Tuesday, May 4, 2010
PEAK and Maslow’s Hierarchy of Needs.
Maslow was the father of human potential theory. He believed that man was a striving animal, who had needs to be satisfied, and when satisfied at one level of needs, who seeks to attain the next level on the hierarchy of needs. So if #5 is at the base and #1 is at the height (peak) of Maslow’s hierarchy, the pyramid often used to depict the hierarchy, it looks like this:
1. Self Actualization—The “peak” experience (in the “zone”) when all other needs (#5-2) are finally met.
2. Esteem—The feeling of deep self worth.
3. Social Belonging—Being accepted as part of a group or organization.
4. Safety—Free to roam about without fear of danger or threat.
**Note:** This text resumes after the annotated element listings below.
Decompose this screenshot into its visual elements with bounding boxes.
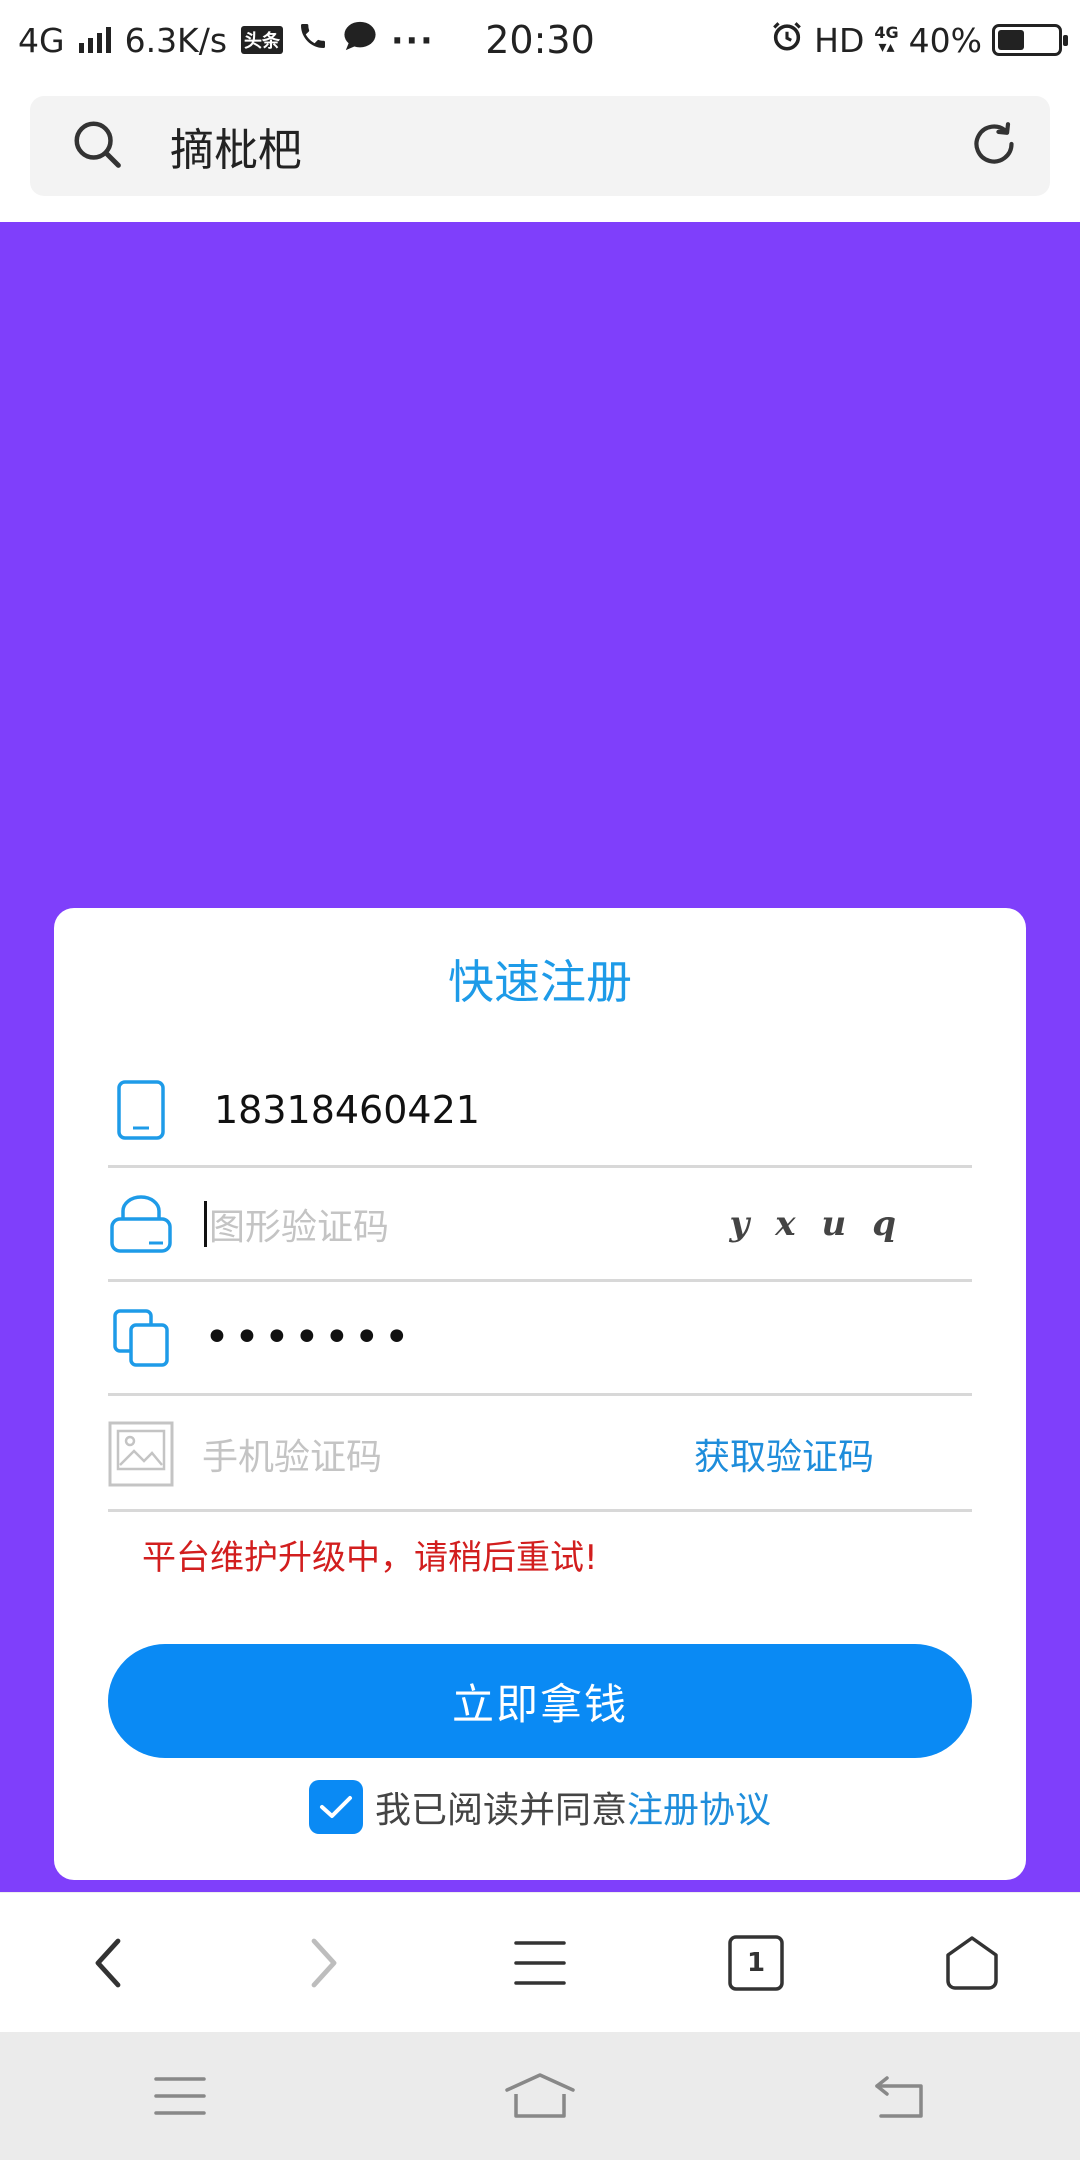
image-icon [108, 1421, 174, 1487]
hd-label: HD [814, 20, 865, 60]
reload-icon[interactable] [966, 116, 1022, 176]
sms-row[interactable]: 手机验证码 获取验证码 [108, 1398, 972, 1512]
password-row[interactable]: ••••••• [108, 1282, 972, 1396]
hd-network-icon: 4G ▾▴ [874, 23, 899, 56]
message-icon [343, 20, 377, 60]
menu-icon[interactable] [490, 1913, 590, 2013]
forward-icon[interactable] [274, 1913, 374, 2013]
recent-apps-icon[interactable] [120, 2046, 240, 2146]
captcha-input[interactable]: 图形验证码 [209, 1198, 389, 1250]
more-notifications-icon: ··· [391, 20, 435, 60]
back-icon[interactable] [58, 1913, 158, 2013]
address-text[interactable]: 摘枇杷 [170, 114, 302, 178]
captcha-row[interactable]: 图形验证码 yxuq [108, 1168, 972, 1282]
home-icon[interactable] [922, 1913, 1022, 2013]
address-bar[interactable]: 摘枇杷 [30, 96, 1050, 196]
register-title: 快速注册 [448, 955, 632, 1009]
tabs-icon[interactable]: 1 [706, 1913, 806, 2013]
toutiao-icon: 头条 [241, 26, 284, 54]
captcha-image[interactable]: yxuq [729, 1204, 922, 1244]
tabs-count: 1 [746, 1947, 766, 1978]
copy-icon [108, 1305, 174, 1371]
agreement-link[interactable]: 注册协议 [627, 1781, 771, 1833]
network-type: 4G [18, 20, 65, 60]
battery-icon [992, 24, 1068, 56]
signal-icon [78, 27, 111, 53]
password-input[interactable]: ••••••• [204, 1312, 414, 1363]
system-back-icon[interactable] [840, 2046, 960, 2146]
text-caret [204, 1200, 207, 1247]
error-message: 平台维护升级中，请稍后重试! [142, 1538, 598, 1578]
status-left: 4G 6.3K/s 头条 ··· [18, 20, 435, 60]
submit-button[interactable]: 立即拿钱 [108, 1644, 972, 1758]
get-code-button[interactable]: 获取验证码 [694, 1428, 874, 1480]
alarm-icon [770, 19, 804, 61]
status-right: HD 4G ▾▴ 40% [770, 19, 1068, 61]
search-icon[interactable] [70, 117, 124, 175]
agree-text: 我已阅读并同意 [374, 1790, 627, 1831]
status-bar: 4G 6.3K/s 头条 ··· 20:30 HD 4G ▾▴ 40% [0, 0, 1080, 80]
sms-code-input[interactable]: 手机验证码 [202, 1428, 382, 1480]
phone-row[interactable]: 18318460421 [108, 1054, 972, 1168]
browser-toolbar: 1 [0, 1892, 1080, 2032]
system-nav-bar [0, 2032, 1080, 2160]
system-home-icon[interactable] [480, 2046, 600, 2146]
lock-icon [108, 1191, 174, 1257]
register-card: 快速注册 18318460421 图形验证码 yxuq ••••••• 手机验证… [54, 908, 1026, 1880]
battery-percent: 40% [908, 20, 982, 60]
agree-checkbox[interactable] [308, 1780, 363, 1834]
agreement: 我已阅读并同意 注册协议 [54, 1780, 1026, 1834]
phone-input[interactable]: 18318460421 [214, 1088, 480, 1132]
phone-device-icon [108, 1077, 174, 1143]
network-speed: 6.3K/s [124, 20, 228, 60]
phone-icon [297, 20, 329, 60]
5. Physiological Needs—water, food, air, and that which sustains life.
Conley refashions Maslow’s hierarchy of needs to what he calls the “Transformational Pyramid” and holds that people and organizations that have only accounted for levels #4 (Safety) and #5 (Physiological) create a level of development that he calls “Survival.”
Organizations that take it up a couple of notches to the #3 level (Social Belonging) and #2 (Esteem) create a level of corporate development he calls “Success.”
And finally, those few that make it to the highest level #5 (Self Actualization) attain what Conley calls the “Transformation.” This final level or zone of rarified air should be the aspiration of all companies, despite the fact that many companies may start and operate at the survival level.
Conley uses his Transformational Pyramid to analyze the basic motivations of a company’s important stakeholders: Employees, customers, and investors.